Jakarta - Belum jelasnya pemungutan Bea Perolehan Hak Atas Tanah dan Bangunan (BPHTB) oleh Pemerintah Daerah (Pemda) membuat transaksi KPR menjadimandek. Jumlah transaksi pembiayaan rumah subsidi pun turun 50% lebih.

Direktur Mortgage and Consumer Banking PT Bank Tabungan Negara Tbk (BTN) Irman Alfian Zahirudin Gusman mengatakan, biasanya dalam sebulan transaksi perumahan lewat program subsidi atau Fasilitas Likuiditas Pembiyaan Perumahan (FLPP) bisa mencapai 7 ribu unit.

"Tapi karena ada isu BPHTB ini, kita hanya luncurkan 3 ribu unit sebulan sebesar Rp 151 miliar," ujar Irman di kantor Kementerian Perumahan Rakyat, Jakarta, Snein (31/1/2011).
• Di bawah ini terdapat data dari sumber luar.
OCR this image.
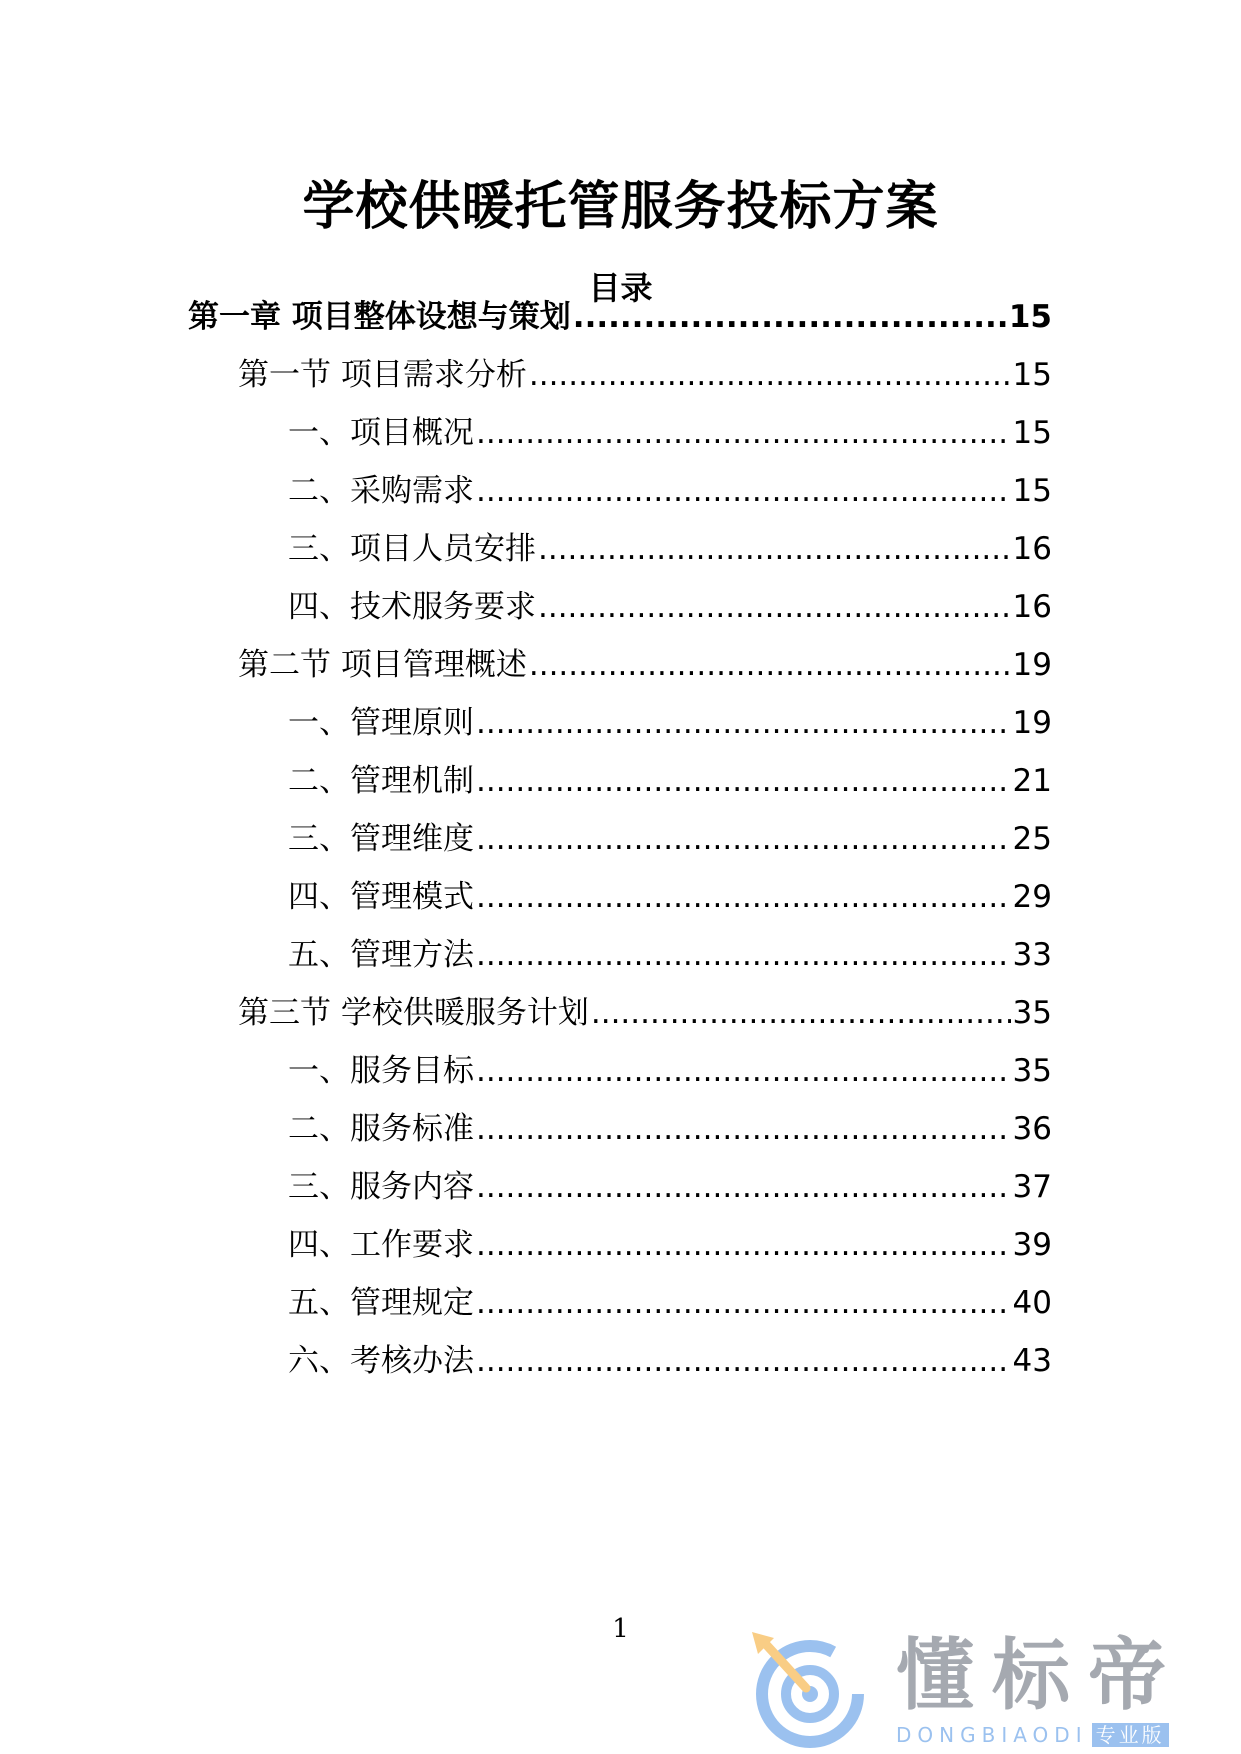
学校供暖托管服务投标方案
目录
第一章 项目整体设想与策划 .....	15
第一节 项目需求分析 .....	15
一、项目概况 .....	15
二、采购需求 .....	15
三、项目人员安排 .....	16
四、技术服务要求 .....	16
第二节 项目管理概述 .....	19
一、管理原则 .....	19
二、管理机制 .....	21
三、管理维度 .....	25
四、管理模式 .....	29
五、管理方法 .....	33
第三节 学校供暖服务计划 .....	35
一、服务目标 .....	35
二、服务标准 .....	36
三、服务内容 .....	37
四、工作要求 .....	39
五、管理规定 .....	40
六、考核办法 .....	43
1
懂标帝
DONGBIAODI 专业版
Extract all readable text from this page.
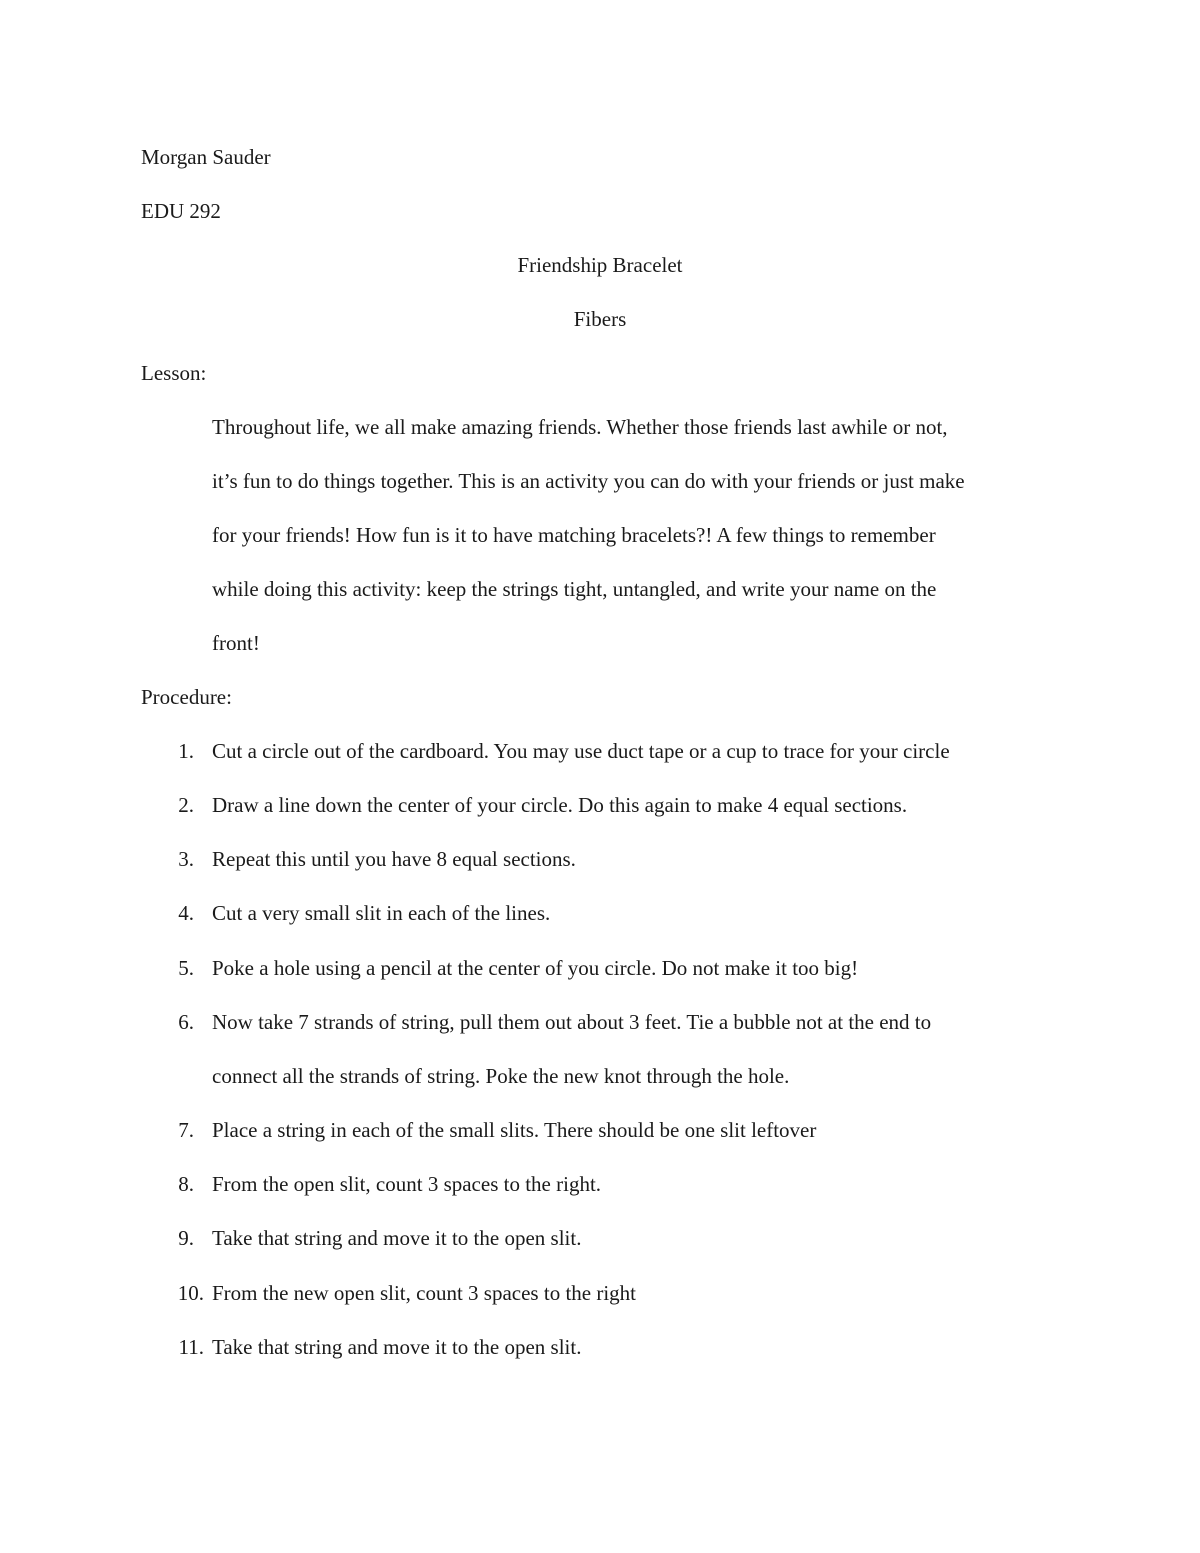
Morgan Sauder
EDU 292
Friendship Bracelet
Fibers
Lesson:
Throughout life, we all make amazing friends. Whether those friends last awhile or not,
it’s fun to do things together. This is an activity you can do with your friends or just make
for your friends! How fun is it to have matching bracelets?! A few things to remember
while doing this activity: keep the strings tight, untangled, and write your name on the
front!
Procedure:
1. Cut a circle out of the cardboard. You may use duct tape or a cup to trace for your circle
2. Draw a line down the center of your circle. Do this again to make 4 equal sections.
3. Repeat this until you have 8 equal sections.
4. Cut a very small slit in each of the lines.
5. Poke a hole using a pencil at the center of you circle. Do not make it too big!
6. Now take 7 strands of string, pull them out about 3 feet. Tie a bubble not at the end to
connect all the strands of string. Poke the new knot through the hole.
7. Place a string in each of the small slits. There should be one slit leftover
8. From the open slit, count 3 spaces to the right.
9. Take that string and move it to the open slit.
10. From the new open slit, count 3 spaces to the right
11. Take that string and move it to the open slit.
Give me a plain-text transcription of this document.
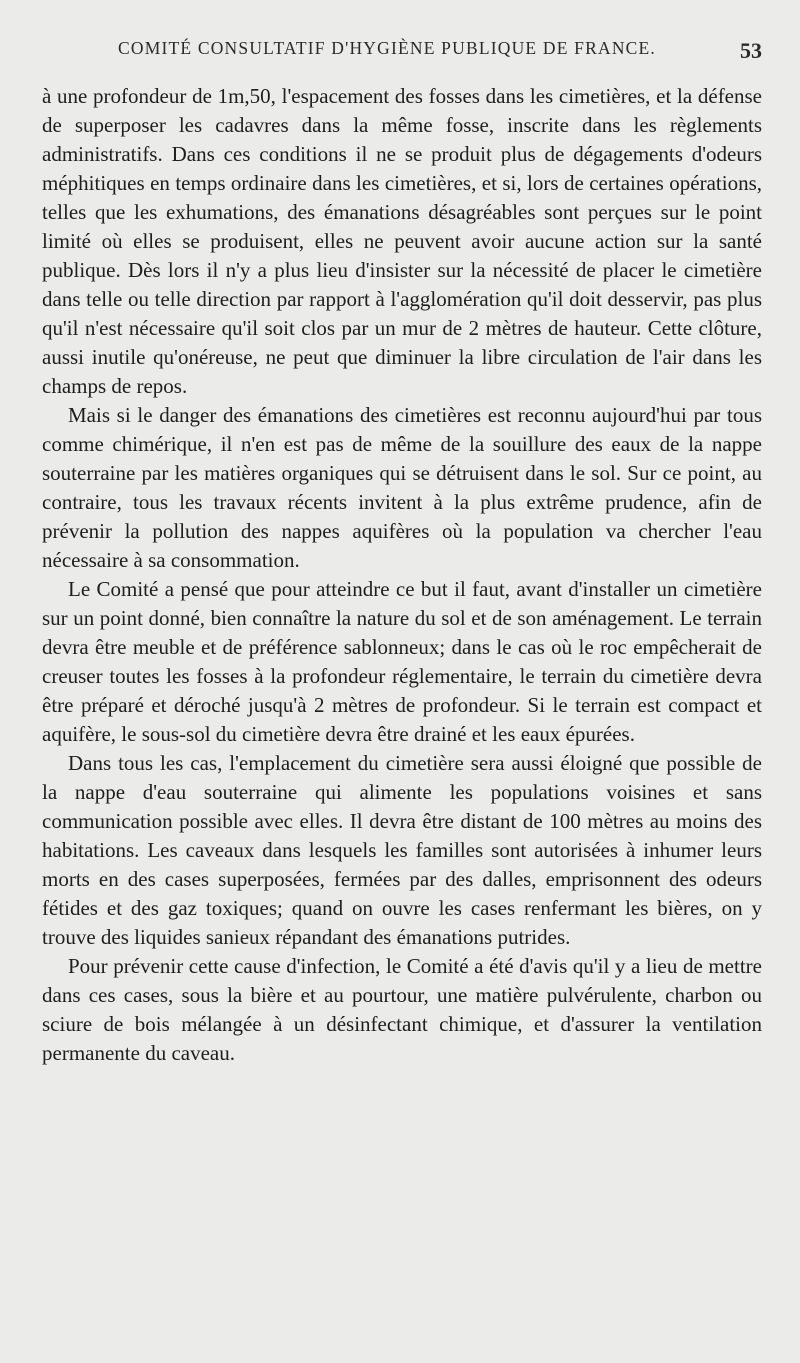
COMITÉ CONSULTATIF D'HYGIÈNE PUBLIQUE DE FRANCE.	53

à une profondeur de 1m,50, l'espacement des fosses dans les cimetières, et la défense de superposer les cadavres dans la même fosse, inscrite dans les règlements administratifs. Dans ces conditions il ne se produit plus de dégagements d'odeurs méphitiques en temps ordinaire dans les cimetières, et si, lors de certaines opérations, telles que les exhumations, des émanations désagréables sont perçues sur le point limité où elles se produisent, elles ne peuvent avoir aucune action sur la santé publique. Dès lors il n'y a plus lieu d'insister sur la nécessité de placer le cimetière dans telle ou telle direction par rapport à l'agglomération qu'il doit desservir, pas plus qu'il n'est nécessaire qu'il soit clos par un mur de 2 mètres de hauteur. Cette clôture, aussi inutile qu'onéreuse, ne peut que diminuer la libre circulation de l'air dans les champs de repos.

Mais si le danger des émanations des cimetières est reconnu aujourd'hui par tous comme chimérique, il n'en est pas de même de la souillure des eaux de la nappe souterraine par les matières organiques qui se détruisent dans le sol. Sur ce point, au contraire, tous les travaux récents invitent à la plus extrême prudence, afin de prévenir la pollution des nappes aquifères où la population va chercher l'eau nécessaire à sa consommation.

Le Comité a pensé que pour atteindre ce but il faut, avant d'installer un cimetière sur un point donné, bien connaître la nature du sol et de son aménagement. Le terrain devra être meuble et de préférence sablonneux; dans le cas où le roc empêcherait de creuser toutes les fosses à la profondeur réglementaire, le terrain du cimetière devra être préparé et déroché jusqu'à 2 mètres de profondeur. Si le terrain est compact et aquifère, le sous-sol du cimetière devra être drainé et les eaux épurées.

Dans tous les cas, l'emplacement du cimetière sera aussi éloigné que possible de la nappe d'eau souterraine qui alimente les populations voisines et sans communication possible avec elles. Il devra être distant de 100 mètres au moins des habitations. Les caveaux dans lesquels les familles sont autorisées à inhumer leurs morts en des cases superposées, fermées par des dalles, emprisonnent des odeurs fétides et des gaz toxiques; quand on ouvre les cases renfermant les bières, on y trouve des liquides sanieux répandant des émanations putrides.

Pour prévenir cette cause d'infection, le Comité a été d'avis qu'il y a lieu de mettre dans ces cases, sous la bière et au pourtour, une matière pulvérulente, charbon ou sciure de bois mélangée à un désinfectant chimique, et d'assurer la ventilation permanente du caveau.
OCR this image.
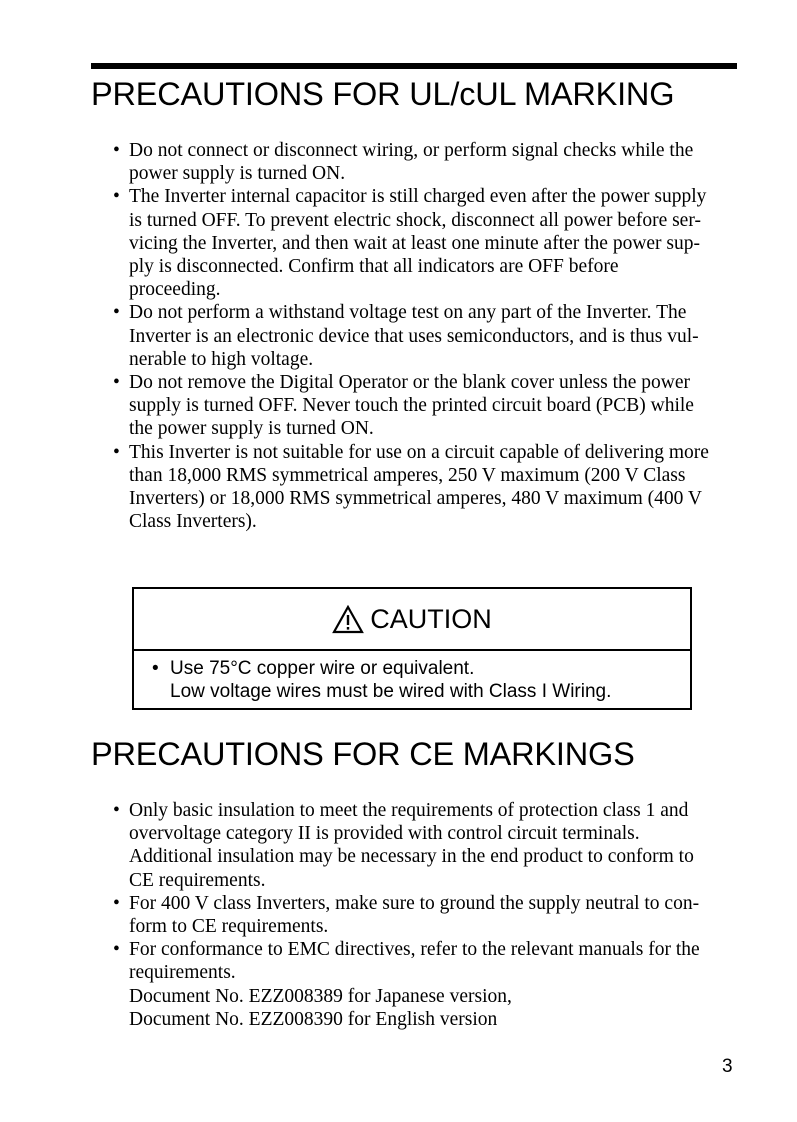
PRECAUTIONS FOR UL/cUL MARKING
• Do not connect or disconnect wiring, or perform signal checks while the
power supply is turned ON.
• The Inverter internal capacitor is still charged even after the power supply
is turned OFF. To prevent electric shock, disconnect all power before ser-
vicing the Inverter, and then wait at least one minute after the power sup-
ply is disconnected. Confirm that all indicators are OFF before
proceeding.
• Do not perform a withstand voltage test on any part of the Inverter. The
Inverter is an electronic device that uses semiconductors, and is thus vul-
nerable to high voltage.
• Do not remove the Digital Operator or the blank cover unless the power
supply is turned OFF. Never touch the printed circuit board (PCB) while
the power supply is turned ON.
• This Inverter is not suitable for use on a circuit capable of delivering more
than 18,000 RMS symmetrical amperes, 250 V maximum (200 V Class
Inverters) or 18,000 RMS symmetrical amperes, 480 V maximum (400 V
Class Inverters).
CAUTION
• Use 75°C copper wire or equivalent.
Low voltage wires must be wired with Class I Wiring.
PRECAUTIONS FOR CE MARKINGS
• Only basic insulation to meet the requirements of protection class 1 and
overvoltage category II is provided with control circuit terminals.
Additional insulation may be necessary in the end product to conform to
CE requirements.
• For 400 V class Inverters, make sure to ground the supply neutral to con-
form to CE requirements.
• For conformance to EMC directives, refer to the relevant manuals for the
requirements.
Document No. EZZ008389 for Japanese version,
Document No. EZZ008390 for English version
3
Dikatakan Irman, pihaknya bersama-sama dengan Real Estate Indonesia (REI) meminta kisruh BPHTB ini secepatnya diselesaikan.

"Jadi saat ini bank memberikan kredit dengan perjanjian yang seandainya. Kalau ini dibiarkan misalkan sampai Rp 4 triliun, bisa mati kita jika tidak ada surat-suratnya," kata Irman.

Rencana awal BTN, lewat program FLPP ini, dalam sebulan transaksi perumahan bisa mencapai 10 ribu unit. Namun kisruh BPHTB ini membuat rencana tersebut tertunda. "Masalah BPHTB masih akan terjadi di Februari," kata Irman.

Seperti diketahui, mulai 2011 pemerintah pusat menyerahkan kewenangan pelaksanaan pungutan BPHTB ke pemerintah daerah. Namun masih banyak daerah yangbelum siap untuk memungut BPHTB akibat belum keluarnya Perda sebagai landasan hukumnya.

sumber

Saya sendiri tidak menyangka kalau efek dari belum siapnya daerah dalam memungut BPHTB berakibat besar pada jual beli properti. Bayangan saya pertama adalah seharusnya Kekosongan ini dapat dimanfaatkan sebagai ajang peralihan hak karena tidak ada dasar hukum yang dapat digunakan untuk menimbulkan sebuah bea terutang terhadap peralihan hak. Semoga Pemda bisa secepatnya mengatur Perda pemungutan BPHTB ini, atau sekalian ditetapkan kalau memang daerah benar-benar tidak ingin memungut BPHTB.